Vivir el tiempo ordinario con sentido.
El evangelio de hoy nos sitúa de esta manera en nuestra cotidianidad. La escena que nos muestra podría ser la de un día cualquiera en la vida de Juan el Bautista, el profeta que predicaba en el desierto y bautizaba en el Jordán. Probablemente cada día habría un buen grupo de personas escuchándole y dejándose bautizar por él, atraídos por sus palabras y sus gestos. Así que a nadie le llamaría la atención aquel hombre que esperaba su turno tranquilamente, como uno más, junto a tantos otros; un hombre que no se había distinguido hasta ahora en nada; un hombre que llevaba una vida sencilla en Nazaret.

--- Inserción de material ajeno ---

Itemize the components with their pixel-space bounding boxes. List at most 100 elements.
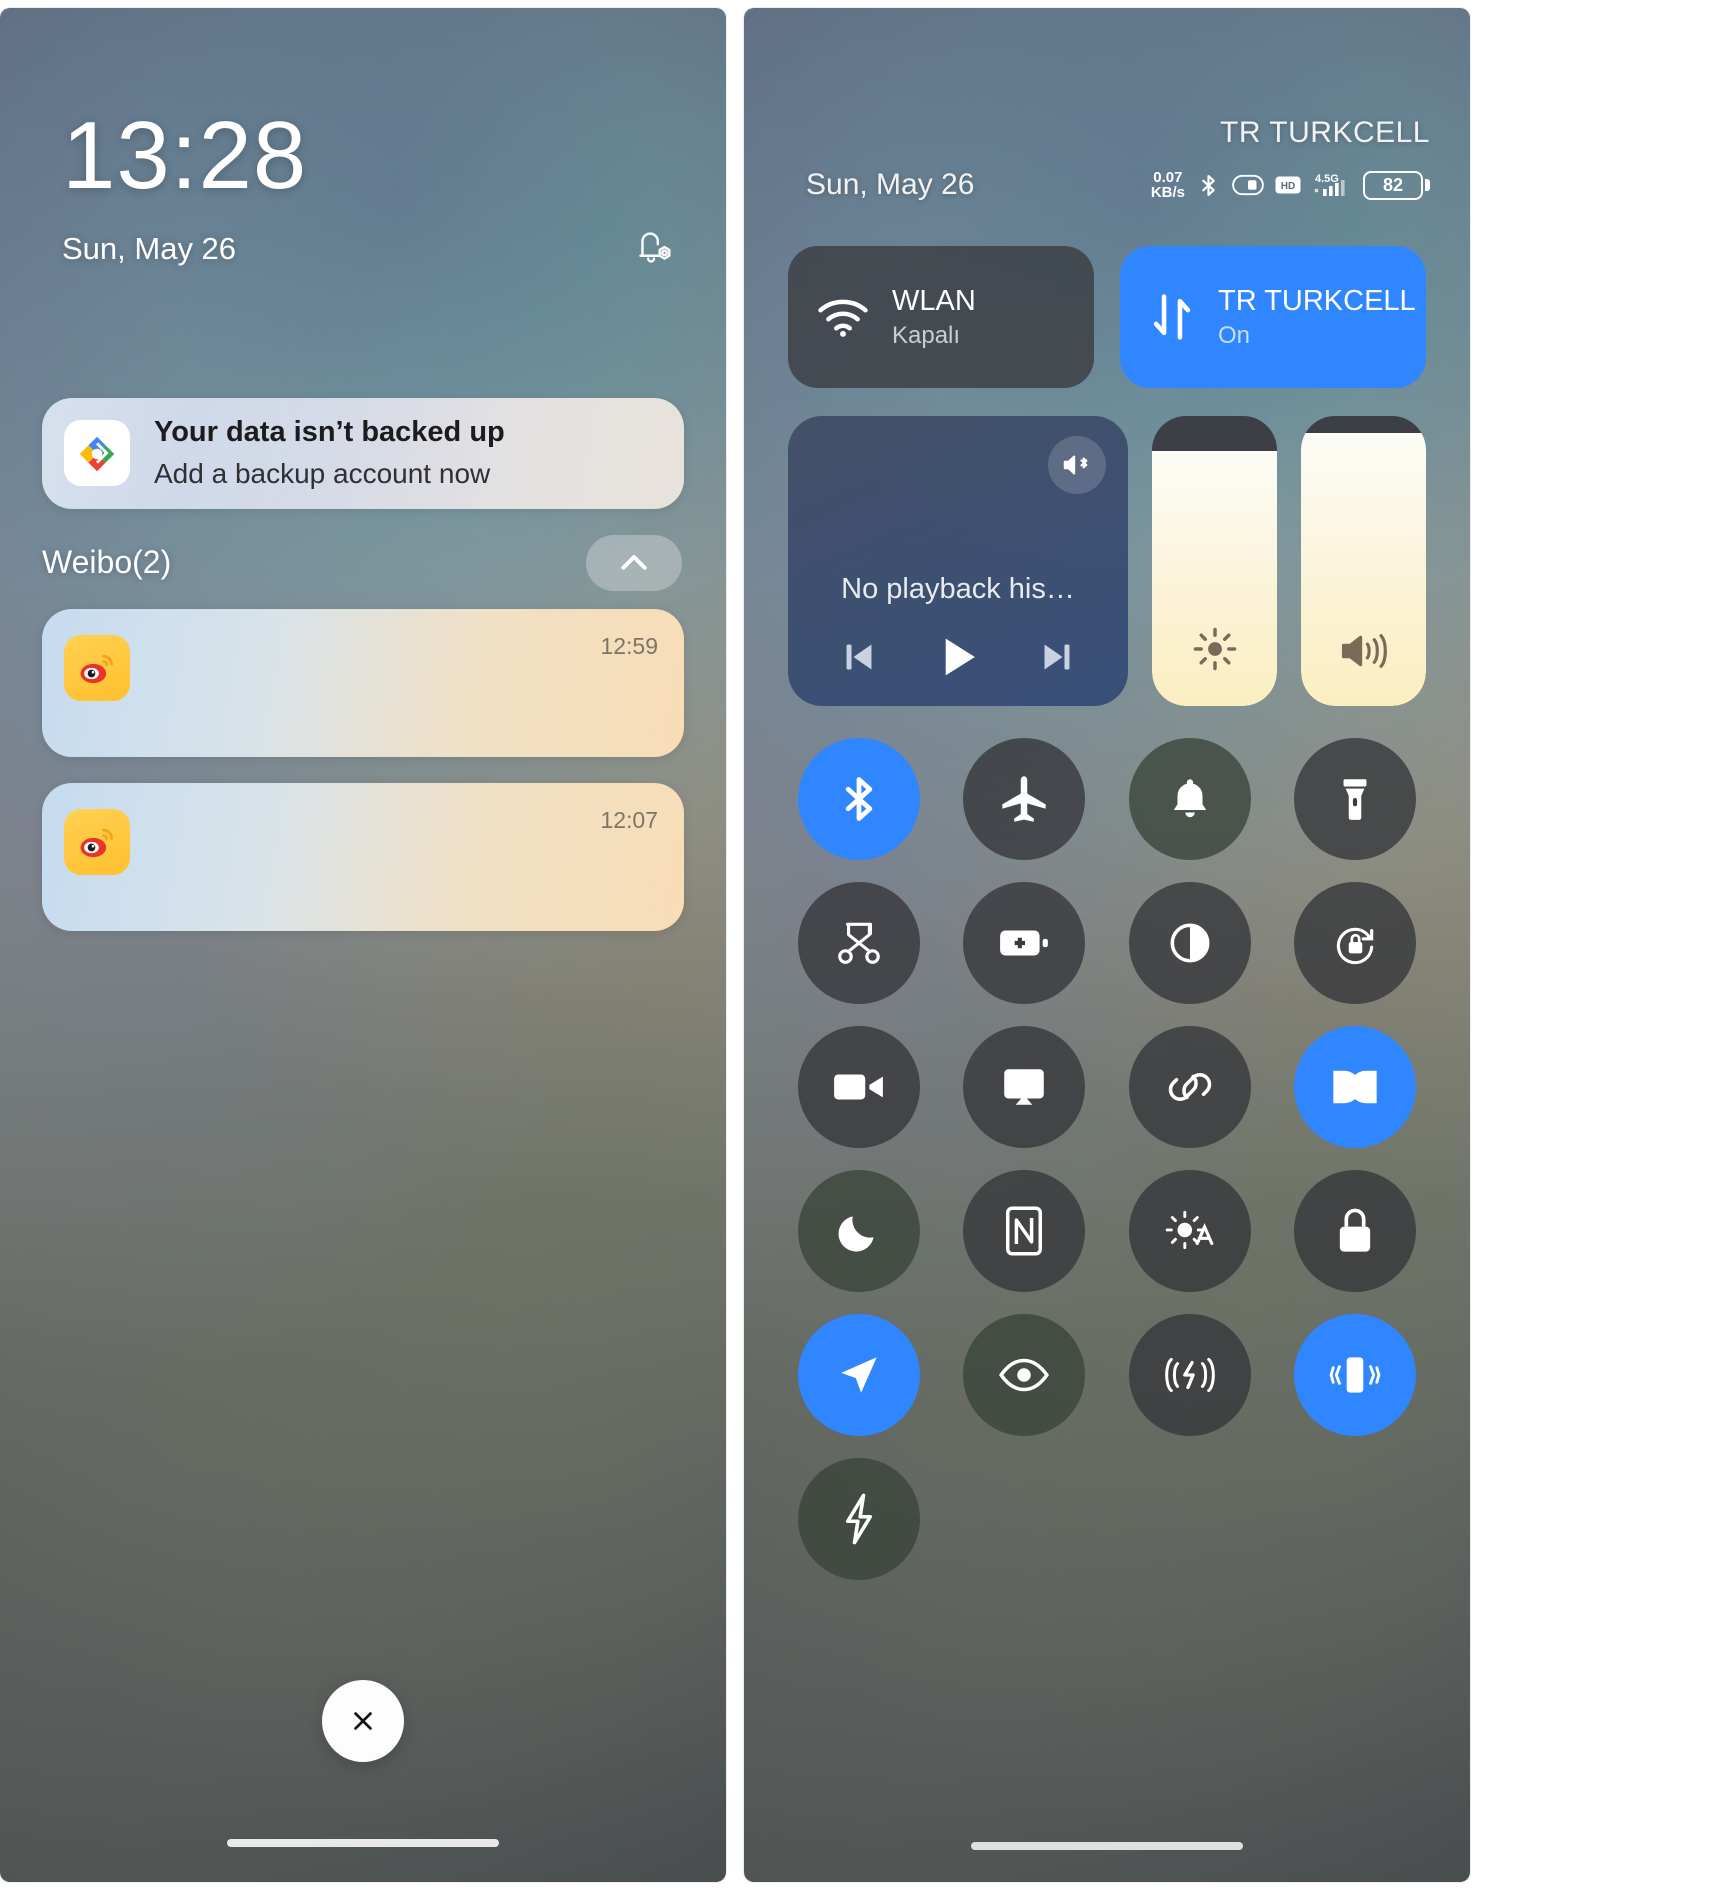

Pero cuando ese hombre, llamado Jesús, llega a Juan, el profeta es capaz de reconocerlo como aquel de quien ha estado diciendo que “os bautizará con Espíritu Santo y fuego” (cf. Mt 3,12) y se sobrecoge ante su petición: “Soy yo el que necesito que tú me bautices, ¿y tú acudes a mí?”. Jesús acude a Juan para hacerse bautizar y, con este gesto, desciende a lo más bajo, aún más bajo que el pesebre en el que había nacido; aún más bajo que la vida sencilla que había llevado. Jesús toma sobre sí la condición de pecador: “Al que no conoció el pecado, por nosotros lo cargó con el pecado, para que, por su medio, obtuviéramos la justificación de Dios” (2Cor 5,21).
Contemplemos el encuentro entre estos dos hombres y prestemos oído a su diálogo. Ambos escuchan al otro en su verdad más plena. Ambos se dejan acompañar. Ambos buscan la voluntad de Dios: “Déjalo ahora”, dice Jesús. “Está bien que cumplamos así todo lo que Dios quiere”. Y ambos, gracias al otro, toman consciencia de su identidad. Como lo habían hecho años atrás sus madres en el encuentro en Ain Karem (cf. Lc 1,39-56), tanto Juan como Jesús son ahora reafirmados y fortalecidos en su vocación personal y en su misión. Sobrecoge caer en la cuenta de que las primeras palabras que Mateo pone en boca de Jesús en todo su evangelio sean éstas, referidas a cumplir todo lo que Dios quiere, manifestando lo que sería una clave fundamental en su vida: hacer la voluntad del Padre.
El evangelista ha narrado el encuentro con unas imágenes que muestran la fuerza de la teofanía que se describe: el cielo se abre, el Espíritu baja y se oye una voz del cielo. Esta descripción de la apertura de los cielos nos remite a Isaías: “¡Ojalá rasgases el cielo y bajases!” (Is 63,19). El autor pide a Dios que vuelva a abrir el cielo, que se manifieste y descienda en medio del pueblo.
En Jesús se cumple esta Palabra. Dios se ha manifestado y ha descendido hasta ponerse en la cola con los pecadores. Mateo modifica la voz celestial con respecto a los otros dos sinópticos. La manifestación no está en segunda persona, sino en tercera: “Este es mi hijo, el amado, mi predilecto”. No es una revelación dirigida a Jesús, aunque con ello Jesús se reconozca como el Hijo. Es una revelación dirigida a nosotros, que la escuchamos. Es una invitación a acoger a Jesús como el Hijo y a aceptar que nosotros somos también “hijos en el Hijo” (cf. Jn 1,12).
Hoy, recordando el Bautismo de Jesús, somos invitados a ratificar nuestro propio bautismo, a confirmar nuestra fe desde la experiencia de encuentro personal con Jesús, el que se hizo uno de nosotros para recordarnos que somos hijos amados del Padre. Renovar nuestro propio bautismo hoy nos debe llevar a renovar nuestro compromiso a vivir como hermanos de todos, buscando la voluntad de nuestro Dios Padre-Madre y dejándonos mover por el aliento impetuoso de la Ruah Santa. Preciosa invitación, después de haber vivido en profundidad la Navidad, para comenzar nuestro tiempo “ordinario” con verdadero sentido.